Engpass beim Impfzubehör
der Abgeordneten Uwe Witt, Detlev Spangenberg, Dr. Robby Schlund, Jörg Schneider, Paul Viktor Podolay, Dr. Heiko Wildberg, Ulrich Oehme, Dr. Christian Wirth, Jürgen Braun und der Fraktion der AfD
Vorbemerkung
Der Bund und die Europäische Union (EU) sowie Länder, Großhandel und Hersteller müssen zeitnah in einer gemeinsamen Konferenz zwingend sicherstellen, dass für das Impfen gegen SARS-CoV-2 nicht nur ausreichend Impfdosen vorhanden sind, sondern dass auch entsprechende Verbrauchsmaterialien wie Spritzen, Kanülen oder Kochsalzlösungen zur Verfügung stehen (https://www.aerzteblatt.de/nachrichten/121978/Coronaimpfung-Es-darf-keinen-Engpass-bei-Spritzen-und-Kanuelen-geben).
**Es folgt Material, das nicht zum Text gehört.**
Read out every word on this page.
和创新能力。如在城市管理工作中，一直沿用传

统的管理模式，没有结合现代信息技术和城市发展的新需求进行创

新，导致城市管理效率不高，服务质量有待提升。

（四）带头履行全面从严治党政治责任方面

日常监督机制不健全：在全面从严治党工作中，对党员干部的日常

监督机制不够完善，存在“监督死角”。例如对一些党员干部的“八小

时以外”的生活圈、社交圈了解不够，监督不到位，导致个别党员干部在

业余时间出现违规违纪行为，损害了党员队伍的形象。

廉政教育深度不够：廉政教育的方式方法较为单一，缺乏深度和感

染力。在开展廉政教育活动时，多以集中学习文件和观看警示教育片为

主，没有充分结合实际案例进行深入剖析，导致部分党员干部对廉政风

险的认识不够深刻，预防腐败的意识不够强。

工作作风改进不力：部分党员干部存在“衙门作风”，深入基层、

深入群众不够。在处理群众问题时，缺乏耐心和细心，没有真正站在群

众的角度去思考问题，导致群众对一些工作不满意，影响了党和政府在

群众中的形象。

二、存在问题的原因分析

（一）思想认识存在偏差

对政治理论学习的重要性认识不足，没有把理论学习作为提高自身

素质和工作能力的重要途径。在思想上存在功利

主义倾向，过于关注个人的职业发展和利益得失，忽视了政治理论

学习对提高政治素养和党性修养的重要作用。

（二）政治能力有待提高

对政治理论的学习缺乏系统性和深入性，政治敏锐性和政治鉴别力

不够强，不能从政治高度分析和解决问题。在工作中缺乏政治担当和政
Dies mahnte unter anderem der Präsident der Bundesärztekammer (BÄK), Klaus Reinhardt, an (ebd.). Hintergrund dazu ist der Beschluss vom Bundesminister für Gesundheit Jens Spahn und seinen Länderkollegen (ebd.). Darin heiße es, es sei zwar nach Angaben der Hersteller für alle vorzunehmenden Impfungen ebenso ausreichendes Material vorhanden, allerdings sei ein Großteil des Impfzubehörs aktuell durch Reservierungen der Bundesländer bei den Herstellern gebunden (ebd.). Dies führe dazu, dass die Bestellungen des Großhandels erschwert bzw. beeinträchtigt würden, um somit vor allem auch die Arztpraxen zeitgleich mit den Impfstoffen auch mit dem Impfzubehör ausstatten zu können (ebd.). Aktuell komme es bei den Bundesländern zu unkontrollierten Mehrfachbestellungen, weiterhin bestünden unklare Kenntnisse über vorhandene Mengen (https://www.spiegel.de/politik/deutschland/corona-impfungen-bundesregierung-befuerchtet-engpaesse-bei-zubehoer-abf04acc0-6092-4a88-afba-58cc8d74aaa2). Diese Problematik dürfe nicht dazu führen, dass der Mangel an Impfstoff in einigen Wochen durch einen Mangel an medizinischem Material abgelöst wird (https://www.faz.net/aktuell/wirtschaft/berlin-sorgt-sich-um-fehlende-corona-spritzen-17192524.html). Vor allem in Anbetracht von Massenimpfungen könne dieser Zustand die Folge haben, dass Impfzubehör nicht nur knapp ist, sondern erst gar nicht mehr zur Verfügung steht (ebd.).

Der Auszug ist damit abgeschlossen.